For Waehner, there is a balance between flexibility and simplicity, providing expert developers with the specialised tools they need without sacrificing the accessibility that less experienced team members may require.

Matt Barker, president of cloud-native solutions at Venafi, and Steve Judd, chief solutions architect at Venafi, say software developers are often hamstrung by the perennial problem of endless small tasks that must be completed before the next step in a project can proceed.

Since computers were first invented, companies have attempted to reduce this burden by creating self-service tools. According to Barker and Judd, with today’s need to develop faster and drive cost efficiencies, there is a focus on how self-service tools can improve the developer experience and accelerate innovation.

“By providing a vending machine of approved products that developers can choose from, organisations can ensure developers are using standardised templates and services,” they say.

Processes and portals

As much as 80% of a developer’s time may be spent on activities such as code reviews and support tickets. “Processes are part of all the activity around writing code,” says Rod Cope, CTO at Perforce. This overhead, in Cope’s experience, is not universally adequately understood.

Take, for example, the Misra guidance on safe, secure coding, which evolved from the UK government’s SafeIT programme. “Many developers are still spending a lot of time filling in spreadsheets or Word documents, yet for years there have been tools that can do the heavy lifting,” says Cope.

In his experience, there are other areas team leaders should look at to see where non-coding effort can be automated or at least be made less cumbersome. “Taking away as much of that overhead as possible lessens the temptation to rush to do the bare minimum. Instead, there is the capacity and energy to focus on creating something robust that users actually want,” he adds.

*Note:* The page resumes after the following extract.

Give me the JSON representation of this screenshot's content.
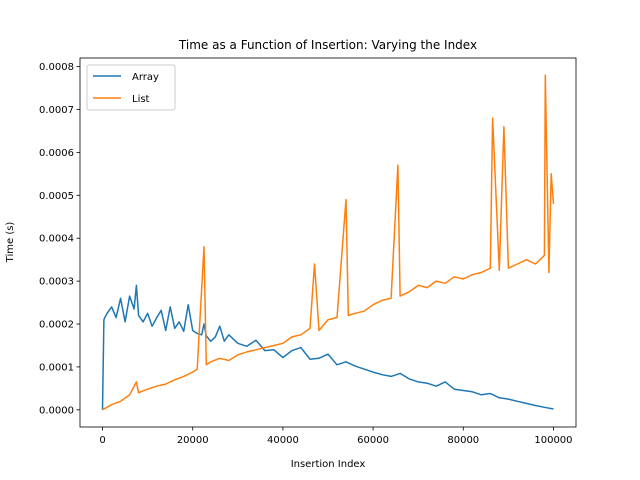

According to Cope, too much time is still spent looking for things or reinventing a wheel that exists elsewhere in the organisation. Cope urges IT leaders to ensure there is one place developers can go to look for everything, such as setting up developer portals.

Community connections

One of the aspects of developer experience not often taken into account by IT decision-makers is the size and strength of the developer community around a particular developer tool. Iterate.ai’s Selvadurai believes the community aspect of a particular developer tool is an undervalued and essential aspect of the experience it provides. “It’s one of the first checks I make in any vetting process,” he says.

For Selvadurai, the ability for software developers to connect with a community of people working on the same types of issues – and help each other solve problems – is at the core of developer experience. “If a developer is stuck, they can always ask questions in community forums to get help and support in resolving issues,” he says.

So, while there is a host of tools and technologies IT leaders can put in place to improve developer experience, the ability for developers to problem solve collaboratively and be part of a wide software developer community is essential.